1. You can use `np.einsum` -

``````np.einsum('ijk,ik->ij',As, bs)
``````

Explanation

With `np.array(map(lambda (a, b): np.inner(a, b), zip(As, bs)))`, we are selecting the first element off `As` as `a` and off `bs` as `b` and doing inner product. Thus, we are doing :

``````In [19]: np.inner(As[0],bs[0])
Out[19]: array([ 8, 24])

In [20]: np.inner(As[1],bs[1])
Out[20]: array([ 24, 112])

In [21]: np.inner(As[2],bs[2])
Out[21]: array([55, 65])
``````

Think of it as a loop, we iterate 3 times, corresponding to the length of first axis of `As`, which is same as for `bs`. Thus, looking at the `lambda` expression, at each iteration, we have `a = As[0] & b = bs[0]`, `a = As[1] & b = bs[1]` and so on.

`As` and `bs` being `3D` and `2D`, let's represent them as iterators imagining the inner-product in our minds.
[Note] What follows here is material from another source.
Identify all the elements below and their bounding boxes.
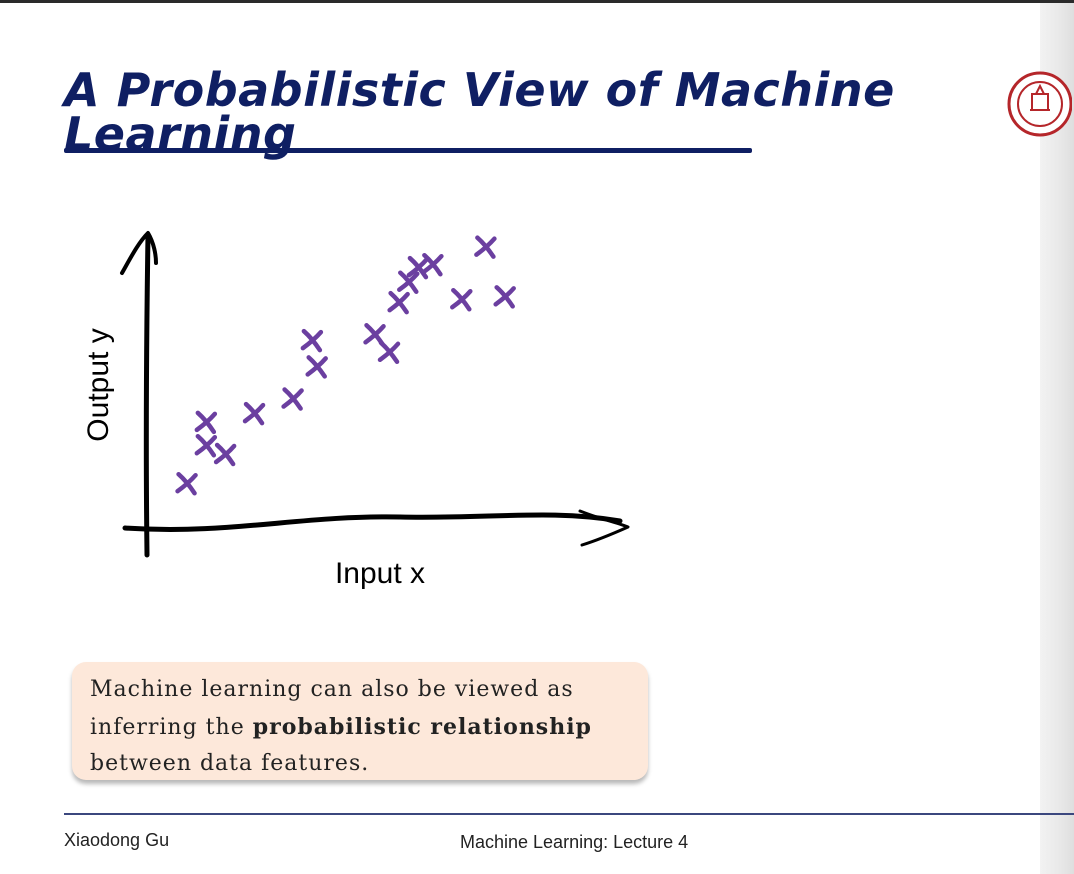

Thus, at iteration, we would have `a : j,k` and `b : m`. With that inner product between `a` and `b`, we would lose the second axis of `a` and first of `b`. Thus, we need to align `k` with `m`. Thus, we could assume `b` to have the same iterator as `k`. Referencing back from `a` to `As` and `b` to `bs`, in essence, we would lose the third axis from `As` and second from `bs` with the inner product/sum-reduction. That iterating along the first axis for `As` and `bs` signifies that we need to keep those aligned under these sum-reductions.

Let's summarize.

We have the iterators involved for the input arrays like so -

``````As :  i x j x k
bs :  i x k
``````

Steps involved in the intended operation :

• Keep the first axis of `As` aligned with first of `bs`.
• Lose the third axis of `As` with sum-reduction against second of `bs`.
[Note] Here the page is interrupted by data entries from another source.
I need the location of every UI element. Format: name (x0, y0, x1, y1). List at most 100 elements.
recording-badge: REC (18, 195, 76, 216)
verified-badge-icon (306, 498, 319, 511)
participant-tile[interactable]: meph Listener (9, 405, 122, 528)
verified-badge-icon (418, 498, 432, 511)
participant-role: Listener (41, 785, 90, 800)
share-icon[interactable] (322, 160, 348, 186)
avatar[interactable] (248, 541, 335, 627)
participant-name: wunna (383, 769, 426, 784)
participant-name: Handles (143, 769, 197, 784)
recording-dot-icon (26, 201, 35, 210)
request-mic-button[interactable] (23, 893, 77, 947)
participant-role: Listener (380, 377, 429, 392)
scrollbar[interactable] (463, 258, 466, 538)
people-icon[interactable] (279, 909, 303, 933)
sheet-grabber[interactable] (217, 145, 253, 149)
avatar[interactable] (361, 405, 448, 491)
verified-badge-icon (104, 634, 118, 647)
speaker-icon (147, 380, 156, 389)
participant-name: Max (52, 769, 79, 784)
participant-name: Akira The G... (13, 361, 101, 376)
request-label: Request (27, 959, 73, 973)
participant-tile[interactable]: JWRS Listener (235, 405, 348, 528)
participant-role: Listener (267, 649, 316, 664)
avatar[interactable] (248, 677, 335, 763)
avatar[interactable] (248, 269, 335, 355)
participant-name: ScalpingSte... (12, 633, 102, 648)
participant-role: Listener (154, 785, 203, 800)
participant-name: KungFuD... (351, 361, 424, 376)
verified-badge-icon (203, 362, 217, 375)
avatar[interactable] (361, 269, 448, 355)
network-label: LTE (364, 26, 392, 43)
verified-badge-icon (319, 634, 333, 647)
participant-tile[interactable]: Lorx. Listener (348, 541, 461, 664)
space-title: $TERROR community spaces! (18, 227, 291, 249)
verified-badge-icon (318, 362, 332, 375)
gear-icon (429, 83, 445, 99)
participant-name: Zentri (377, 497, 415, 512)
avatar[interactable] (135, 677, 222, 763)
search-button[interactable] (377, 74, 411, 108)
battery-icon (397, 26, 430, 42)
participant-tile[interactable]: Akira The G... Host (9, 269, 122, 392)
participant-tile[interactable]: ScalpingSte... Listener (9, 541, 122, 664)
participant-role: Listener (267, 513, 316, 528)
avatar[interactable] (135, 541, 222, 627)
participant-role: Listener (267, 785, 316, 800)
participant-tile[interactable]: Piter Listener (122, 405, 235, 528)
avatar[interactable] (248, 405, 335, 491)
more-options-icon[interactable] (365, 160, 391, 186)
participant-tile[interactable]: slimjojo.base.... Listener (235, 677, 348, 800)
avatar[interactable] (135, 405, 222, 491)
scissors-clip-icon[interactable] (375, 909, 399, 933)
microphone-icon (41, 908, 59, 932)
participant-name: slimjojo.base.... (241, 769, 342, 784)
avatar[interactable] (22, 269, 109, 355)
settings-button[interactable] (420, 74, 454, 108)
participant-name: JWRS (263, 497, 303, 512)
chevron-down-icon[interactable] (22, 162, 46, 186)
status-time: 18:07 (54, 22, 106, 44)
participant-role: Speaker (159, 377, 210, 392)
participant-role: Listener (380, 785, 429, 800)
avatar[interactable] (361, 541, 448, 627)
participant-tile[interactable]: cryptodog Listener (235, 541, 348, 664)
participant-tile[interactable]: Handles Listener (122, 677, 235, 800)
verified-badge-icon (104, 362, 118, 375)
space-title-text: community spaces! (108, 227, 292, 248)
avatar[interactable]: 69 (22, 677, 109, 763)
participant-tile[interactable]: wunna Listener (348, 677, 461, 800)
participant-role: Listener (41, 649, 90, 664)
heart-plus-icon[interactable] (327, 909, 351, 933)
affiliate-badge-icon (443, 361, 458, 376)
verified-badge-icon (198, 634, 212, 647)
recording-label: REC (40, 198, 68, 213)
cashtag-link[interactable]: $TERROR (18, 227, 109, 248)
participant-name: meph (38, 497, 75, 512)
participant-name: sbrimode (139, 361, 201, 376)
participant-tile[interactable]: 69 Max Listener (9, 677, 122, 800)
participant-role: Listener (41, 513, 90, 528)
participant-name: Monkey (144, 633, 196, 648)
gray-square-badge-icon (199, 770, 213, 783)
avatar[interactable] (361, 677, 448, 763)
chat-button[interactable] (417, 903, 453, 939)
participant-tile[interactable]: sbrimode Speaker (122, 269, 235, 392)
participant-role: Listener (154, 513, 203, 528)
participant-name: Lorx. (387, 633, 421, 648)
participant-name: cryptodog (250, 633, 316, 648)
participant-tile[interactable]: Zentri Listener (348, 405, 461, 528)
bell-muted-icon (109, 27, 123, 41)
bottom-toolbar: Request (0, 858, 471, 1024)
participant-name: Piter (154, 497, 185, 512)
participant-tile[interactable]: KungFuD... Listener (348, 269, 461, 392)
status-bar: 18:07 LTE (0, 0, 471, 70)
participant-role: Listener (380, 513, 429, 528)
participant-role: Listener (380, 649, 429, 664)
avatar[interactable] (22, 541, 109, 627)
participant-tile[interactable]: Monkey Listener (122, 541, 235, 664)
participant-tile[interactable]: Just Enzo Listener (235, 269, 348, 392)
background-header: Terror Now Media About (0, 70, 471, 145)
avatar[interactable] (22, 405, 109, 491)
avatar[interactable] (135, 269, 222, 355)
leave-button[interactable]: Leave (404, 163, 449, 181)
Thus, we would be left with the iterators `i,j` for the output.

`np.einsum` is a pretty efficient implementation and is specially handy when we need to keep one or more of the axes of the input arrays aligned against each other.

For more info on `einsum`, I would suggest following the docs link supplied earlier and also `this Q&A` could be helpful!